People who know me well often raise their eyebrows when they hear that I work for the Religious Freedom Project. And I can’t blame them, since, at least at the surface, a secular agnostic like me has little reason to care about the free practice of religion, or the freedom to live one’s life according to one’s faith. Yet, when considered carefully and thoroughly, religious freedom is as central to my agnosticism and secularism as it is to a Muslim’s ability to build mosques in America, or a Catholic bishop’s ability to challenge the government’s contraceptive mandate. Religious freedom encompasses not only believers’ right to live their lives according to their respective faiths, but also non-believers’ right to live their lives unburdened by any religion’s strictures. And at an institution of higher learning like Georgetown, the liberty to openly discuss matters of faith adds great value to the educational experience for believers and nonbelievers alike.

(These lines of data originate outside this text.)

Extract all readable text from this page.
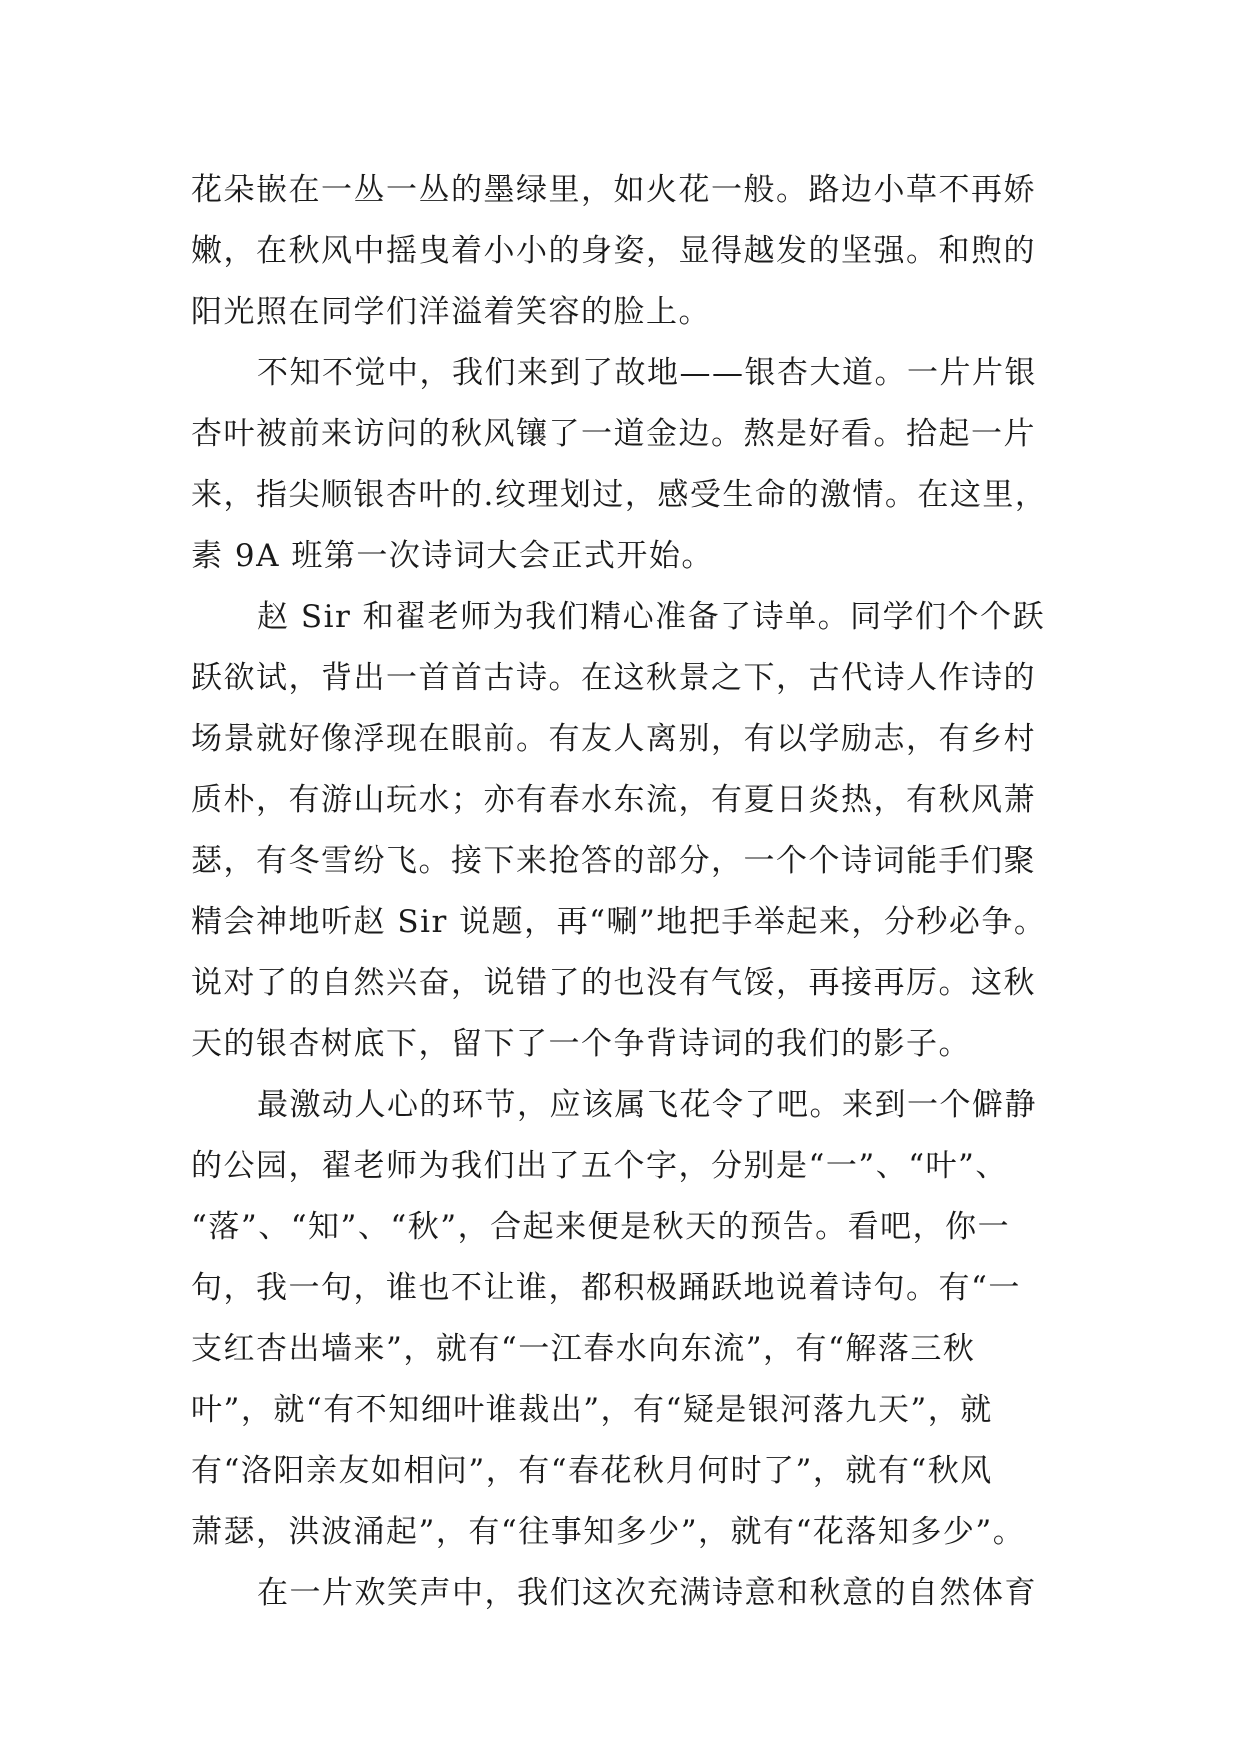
花朵嵌在一丛一丛的墨绿里，如火花一般。路边小草不再娇
嫩，在秋风中摇曳着小小的身姿，显得越发的坚强。和煦的
阳光照在同学们洋溢着笑容的脸上。
不知不觉中，我们来到了故地——银杏大道。一片片银
杏叶被前来访问的秋风镶了一道金边。熬是好看。拾起一片
来，指尖顺银杏叶的.纹理划过，感受生命的激情。在这里，
素 9A 班第一次诗词大会正式开始。
赵 Sir 和翟老师为我们精心准备了诗单。同学们个个跃
跃欲试，背出一首首古诗。在这秋景之下，古代诗人作诗的
场景就好像浮现在眼前。有友人离别，有以学励志，有乡村
质朴，有游山玩水；亦有春水东流，有夏日炎热，有秋风萧
瑟，有冬雪纷飞。接下来抢答的部分，一个个诗词能手们聚
精会神地听赵 Sir 说题，再“唰”地把手举起来，分秒必争。
说对了的自然兴奋，说错了的也没有气馁，再接再厉。这秋
天的银杏树底下，留下了一个争背诗词的我们的影子。
最激动人心的环节，应该属飞花令了吧。来到一个僻静
的公园，翟老师为我们出了五个字，分别是“一”、“叶”、
“落”、“知”、“秋”，合起来便是秋天的预告。看吧，你一
句，我一句，谁也不让谁，都积极踊跃地说着诗句。有“一
支红杏出墙来”，就有“一江春水向东流”，有“解落三秋
叶”，就“有不知细叶谁裁出”，有“疑是银河落九天”，就
有“洛阳亲友如相问”，有“春花秋月何时了”，就有“秋风
萧瑟，洪波涌起”，有“往事知多少”，就有“花落知多少”。
在一片欢笑声中，我们这次充满诗意和秋意的自然体育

Attending Georgetown, the first Catholic and Jesuit university in the United States, has heightened my awareness of the complex interconnectivity and tension between religious freedom and other rights. Anyone who knows Georgetown will no doubt recognize that interfaith dialogue is central to the life of the university. In Healy Hall, the seat of the university’s administration and home to the Office of Campus Ministry, a Hoya has his or her pick: the Jesuit priest, the Jewish rabbi, the Protestant minister, or the Muslim imam. The Berkley Center (I’m contractually obligated to give the BC a shout-out) devotes no small part of its time and effort to fostering and expanding interfaith dialogue. Conversations about faith—or perhaps faiths—and its role in both public and private life constitute an integral part of life on the Hilltop.

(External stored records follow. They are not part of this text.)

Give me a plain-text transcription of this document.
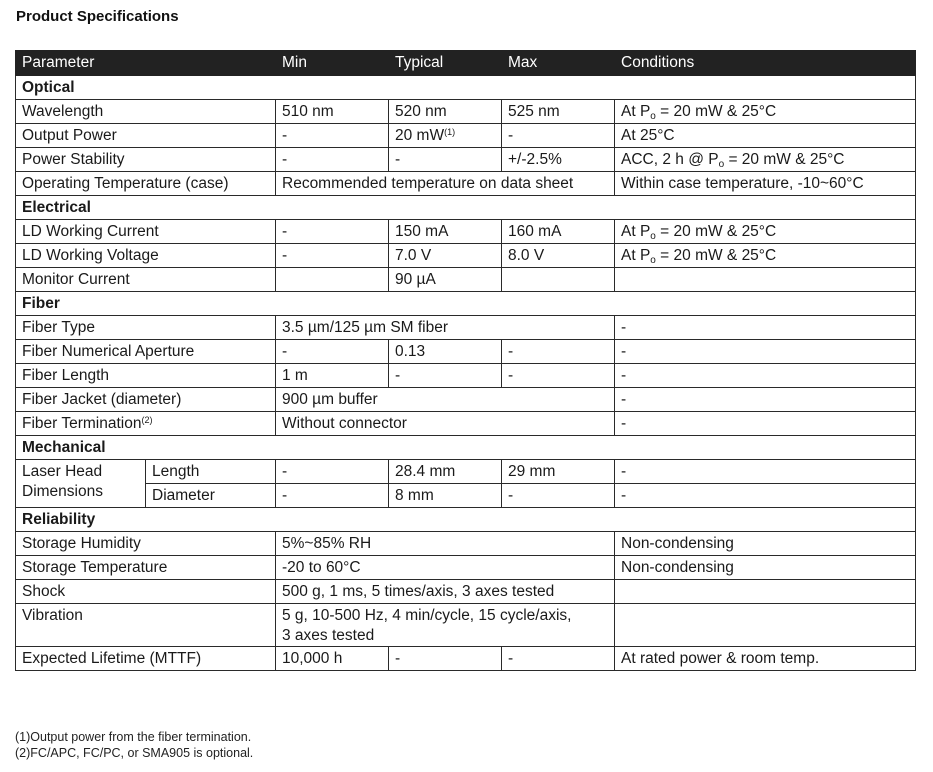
Product Specifications
Parameter		Min	Typical	Max	Conditions
Optical					
Wavelength		510 nm	520 nm	525 nm	At $P_o = 20$ mW & 25°C
Output Power		-	20 $mW^{(1)}$	-	At 25°C
Power Stability		-	-	+/-2.5%	ACC, 2 h @ $P_o = 20$ mW & 25°C
Operating Temperature (case)		Recommended temperature on data sheet			Within case temperature, -10~60°C
Electrical					
LD Working Current		-	150 mA	160 mA	At $P_o = 20$ mW & 25°C
LD Working Voltage		-	7.0 V	8.0 V	At $P_o = 20$ mW & 25°C
Monitor Current			90 µA		
Fiber					
Fiber Type		3.5 µm/125 µm SM fiber			-
Fiber Numerical Aperture		-	0.13	-	-
Fiber Length		1 m	-	-	-
Fiber Jacket (diameter)		900 µm buffer			-
Fiber Termination$^{(2)}$		Without connector			-
Mechanical					
Laser Head Dimensions	Length	-	28.4 mm	29 mm	-
	Diameter	-	8 mm	-	-
Reliability					
Storage Humidity		5%~85% RH			Non-condensing
Storage Temperature		-20 to 60°C			Non-condensing
Shock		500 g, 1 ms, 5 times/axis, 3 axes tested			
Vibration		5 g, 10-500 Hz, 4 min/cycle, 15 cycle/axis,
3 axes tested			

Expected Lifetime (MTTF)		10,000 h	-	-	At rated power & room temp.
(1)Output power from the fiber termination.
(2)FC/APC, FC/PC, or SMA905 is optional.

I should note that Georgetown as a private institution has no constitutional obligation to its students and faculty on matters of free speech or religious liberty. Indeed, it as a private Catholic entity even has constitutional rights to close its doors to non-Catholics. Yet the University has chosen to open its arms wide to followers of other faiths, as well as non-believers like me. And to a large extent, it has created space for conversation and debate, for people with different convictions to spar, and to collaborate, as intellectuals. Georgetown’s Catholic identity mixes with its open door policy to create an educational environment where neither the devout Catholic nor the hardened atheist can hide in his or her comfort zone. And for that, I am thankful that I signed that enrollment contract three years ago.
Viet Phuong (“VP”) Dao is an undergraduate student in the class of 2015 in the Edmund A. Walsh School of Foreign Service at Georgetown, majoring in International Political Economy and pursing an honors certificate in International Business Diplomacy.
This piece was originally authored on May 13, 2014 for the Religious Freedom Project at Georgetown’s Berkley Center for Religion, Peace, and World Affairs.